ECLI:NL:GHARL:2021:3636

Gerechtshof Arnhem-Leeuwarden

Datum uitspraak
14 april 2021
Publicatiedatum
14 april 2021
Zaaknummer
21-003892-18
Instantie
Gerechtshof Arnhem-Leeuwarden
Type
Uitspraak
Rechtsgebied
Strafrecht
Procedures
  • Hoger beroep
Vindplaatsen
  • Rechtspraak.nl
AI samenvatting door LexboostAutomatisch gegenereerd

Hoger beroep tegen vonnis van de politierechter inzake vuurwapenbezit en rechtmatigheid van bewijsverkrijging

In deze zaak heeft het gerechtshof Arnhem-Leeuwarden op 14 april 2021 uitspraak gedaan in hoger beroep tegen een vonnis van de politierechter in de rechtbank Noord-Nederland. De verdachte, geboren in 1989, werd beschuldigd van het voorhanden hebben van een vuurwapen en munitie op 1 juni 2017 in [plaats1]. De verdachte had hoger beroep ingesteld tegen het vonnis van de politierechter, waarin hij was veroordeeld voor het bezit van een pistool en munitie van categorie III. Tijdens de zitting op 31 maart 2021 werd de rechtmatigheid van de aanhouding van de verdachte en het bewijs dat na de aanhouding was verkregen, ter discussie gesteld. De raadsman van de verdachte betoogde dat er geen redelijke verdenking bestond ten tijde van de aanhouding, waardoor het bewijs onrechtmatig zou zijn verkregen.

Het hof oordeelde echter dat er voldoende concrete en gedetailleerde informatie was die een redelijke verdenking rechtvaardigde. De aanhouding van de verdachte werd als rechtmatig beschouwd, en het hof verwierp het verweer van de raadsman. Het hof achtte het bewezen dat de verdachte het tenlastegelegde feit had begaan en legde een gevangenisstraf van vier maanden op, met aftrek van de tijd die de verdachte in verzekering had doorgebracht.

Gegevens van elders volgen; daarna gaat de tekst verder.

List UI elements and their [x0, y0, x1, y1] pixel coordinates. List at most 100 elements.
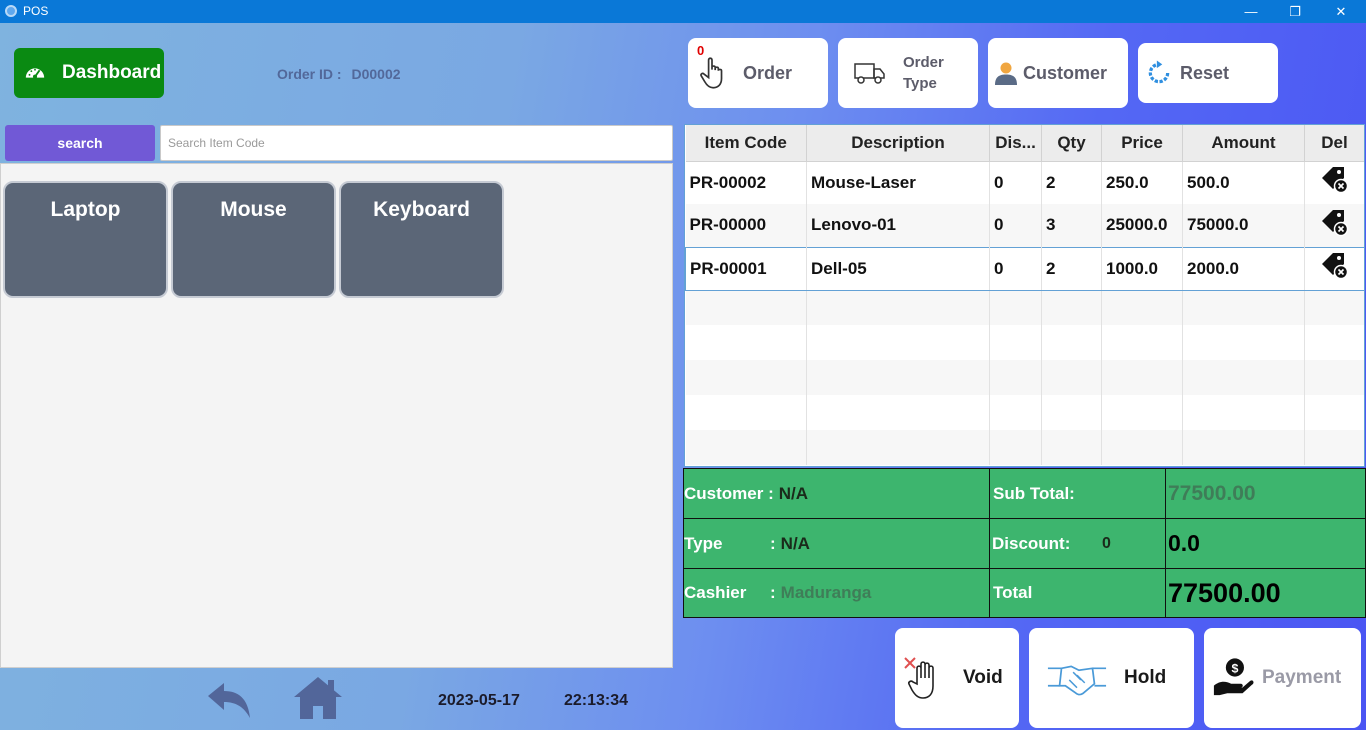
summary-total-value: 77500.00 [1165, 568, 1366, 618]
cell-qty: 2 [1041, 246, 1102, 291]
hand-pointer-icon [700, 57, 723, 89]
cell-item-code: PR-00000 [685, 204, 807, 247]
cell-price: 250.0 [1101, 161, 1183, 204]
header-price[interactable]: Price [1101, 125, 1183, 162]
hold-button[interactable]: Hold [1029, 628, 1194, 728]
order-id-value: D00002 [351, 66, 401, 82]
summary-cashier: Cashier : Maduranga [683, 568, 990, 618]
category-laptop[interactable]: Laptop [3, 181, 168, 298]
summary-subtotal-value: 77500.00 [1165, 468, 1366, 519]
window-title: POS [23, 4, 49, 18]
order-label: Order [743, 62, 793, 83]
empty-row [685, 290, 1364, 325]
total-value: 77500.00 [1168, 577, 1281, 608]
title-bar: POS — ❐ ✕ [0, 0, 1366, 23]
empty-row [685, 395, 1364, 430]
search-input[interactable] [160, 125, 673, 161]
home-icon[interactable] [292, 675, 344, 721]
void-hand-icon [904, 657, 934, 699]
order-id-label: Order ID : [277, 66, 342, 82]
cell-qty: 3 [1041, 204, 1102, 247]
delete-row-button[interactable] [1304, 204, 1364, 247]
order-count-badge: 0 [697, 43, 705, 58]
customer-value: N/A [778, 483, 809, 503]
discount-percent: 0 [1102, 534, 1111, 552]
speedometer-icon [25, 68, 45, 79]
current-time: 22:13:34 [564, 692, 629, 709]
summary-discount-value: 0.0 [1165, 518, 1366, 569]
user-icon [995, 62, 1017, 85]
header-description[interactable]: Description [806, 125, 990, 162]
delete-tag-icon [1321, 209, 1348, 236]
cell-price: 1000.0 [1101, 246, 1183, 291]
svg-text:$: $ [1231, 661, 1238, 675]
summary-type: Type : N/A [683, 518, 990, 569]
header-discount[interactable]: Dis... [989, 125, 1042, 162]
category-mouse[interactable]: Mouse [171, 181, 336, 298]
header-qty[interactable]: Qty [1041, 125, 1102, 162]
void-button[interactable]: Void [895, 628, 1019, 728]
delete-row-button[interactable] [1304, 161, 1364, 204]
discount-value: 0.0 [1168, 530, 1200, 556]
header-item-code[interactable]: Item Code [685, 125, 807, 162]
summary-customer: Customer : N/A [683, 468, 990, 519]
order-button[interactable]: 0 Order [688, 38, 828, 108]
total-label: Total [993, 583, 1033, 602]
reset-button[interactable]: Reset [1138, 43, 1278, 103]
cell-discount: 0 [989, 161, 1042, 204]
empty-row [685, 360, 1364, 395]
refresh-icon [1148, 60, 1170, 84]
void-label: Void [963, 667, 1003, 688]
customer-button[interactable]: Customer [988, 38, 1128, 108]
back-icon[interactable] [206, 680, 252, 720]
payment-label: Payment [1262, 667, 1342, 688]
empty-row [685, 325, 1364, 360]
cell-qty: 2 [1041, 161, 1102, 204]
money-hand-icon: $ [1213, 658, 1254, 696]
minimize-button[interactable]: — [1228, 0, 1274, 23]
cell-item-code: PR-00001 [685, 246, 807, 291]
cell-amount: 500.0 [1182, 161, 1305, 204]
order-type-button[interactable]: Order Type [838, 38, 978, 108]
table-row[interactable]: PR-00002 Mouse-Laser 0 2 250.0 500.0 [685, 161, 1364, 204]
customer-label: Customer [1023, 62, 1108, 83]
cashier-label: Cashier [684, 583, 747, 602]
category-keyboard[interactable]: Keyboard [339, 181, 504, 298]
delete-tag-icon [1321, 253, 1348, 280]
discount-label: Discount: [992, 533, 1071, 553]
order-type-line2: Type [903, 75, 937, 92]
cell-item-code: PR-00002 [685, 161, 807, 204]
summary-subtotal-label: Sub Total: [989, 468, 1166, 519]
cell-description: Lenovo-01 [806, 204, 990, 247]
current-date: 2023-05-17 [438, 692, 520, 709]
type-label: Type [684, 533, 723, 553]
type-value: N/A [780, 533, 810, 553]
handshake-icon [1047, 665, 1107, 696]
category-panel: Laptop Mouse Keyboard [0, 163, 673, 668]
header-amount[interactable]: Amount [1182, 125, 1305, 162]
table-row[interactable]: PR-00000 Lenovo-01 0 3 25000.0 75000.0 [685, 204, 1364, 247]
cell-description: Dell-05 [806, 246, 990, 291]
header-del[interactable]: Del [1304, 125, 1364, 162]
cashier-value: Maduranga [780, 583, 872, 602]
order-type-line1: Order [903, 54, 944, 71]
cell-description: Mouse-Laser [806, 161, 990, 204]
search-button[interactable]: search [5, 125, 155, 161]
dashboard-label: Dashboard [62, 62, 162, 83]
cell-discount: 0 [989, 204, 1042, 247]
cell-price: 25000.0 [1101, 204, 1183, 247]
summary-total-label: Total [989, 568, 1166, 618]
cashier-colon: : [770, 583, 776, 602]
table-row-selected[interactable]: PR-00001 Dell-05 0 2 1000.0 2000.0 [685, 246, 1364, 291]
dashboard-button[interactable]: Dashboard [14, 48, 164, 98]
hold-label: Hold [1124, 667, 1167, 688]
delete-row-button[interactable] [1304, 246, 1364, 291]
app-icon [5, 5, 17, 17]
truck-icon [854, 63, 885, 84]
cell-amount: 75000.0 [1182, 204, 1305, 247]
close-button[interactable]: ✕ [1318, 0, 1364, 23]
payment-button[interactable]: $ Payment [1204, 628, 1361, 728]
restore-button[interactable]: ❐ [1272, 0, 1318, 23]
empty-row [685, 430, 1364, 465]
customer-label: Customer : [684, 483, 774, 503]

Het hof benadrukte dat het bezit van een vuurwapen met bijbehorende munitie onaanvaardbare risico's voor de samenleving met zich meebrengt, en dat de straf in overeenstemming was met de ernst van het bewezenverklaarde feit en de omstandigheden waaronder dit was begaan.

Uitspraak

Afdeling strafrecht
Parketnummer: 21-003892-18
Uitspraak d.d.: 14 april 2021
TEGENSPRAAK

Verkort arrest van de meervoudige kamer voor strafzaken

van het gerechtshof Arnhem-Leeuwarden, zittingsplaats Leeuwarden,
gewezen op het hoger beroep, ingesteld tegen het vonnis van de politierechter in de rechtbank Noord-Nederland van 2 juli 2018 met parketnummer 18-720201-17 in de strafzaak tegen

[verdachte] ,

geboren te [geboorteplaats] op [geboortedatum] 1989,
wonende te [woonplaats] , [woonadres] .

Het hoger beroep

De verdachte heeft tegen het hiervoor genoemde vonnis hoger beroep ingesteld.

Onderzoek van de zaak

Dit arrest is gewezen naar aanleiding van het onderzoek op de terechtzitting van het hof van 31 maart 2021 en, overeenkomstig het bepaalde bij artikel 422 van het Wetboek van Strafvordering, het onderzoek op de terechtzitting in eerste aanleg.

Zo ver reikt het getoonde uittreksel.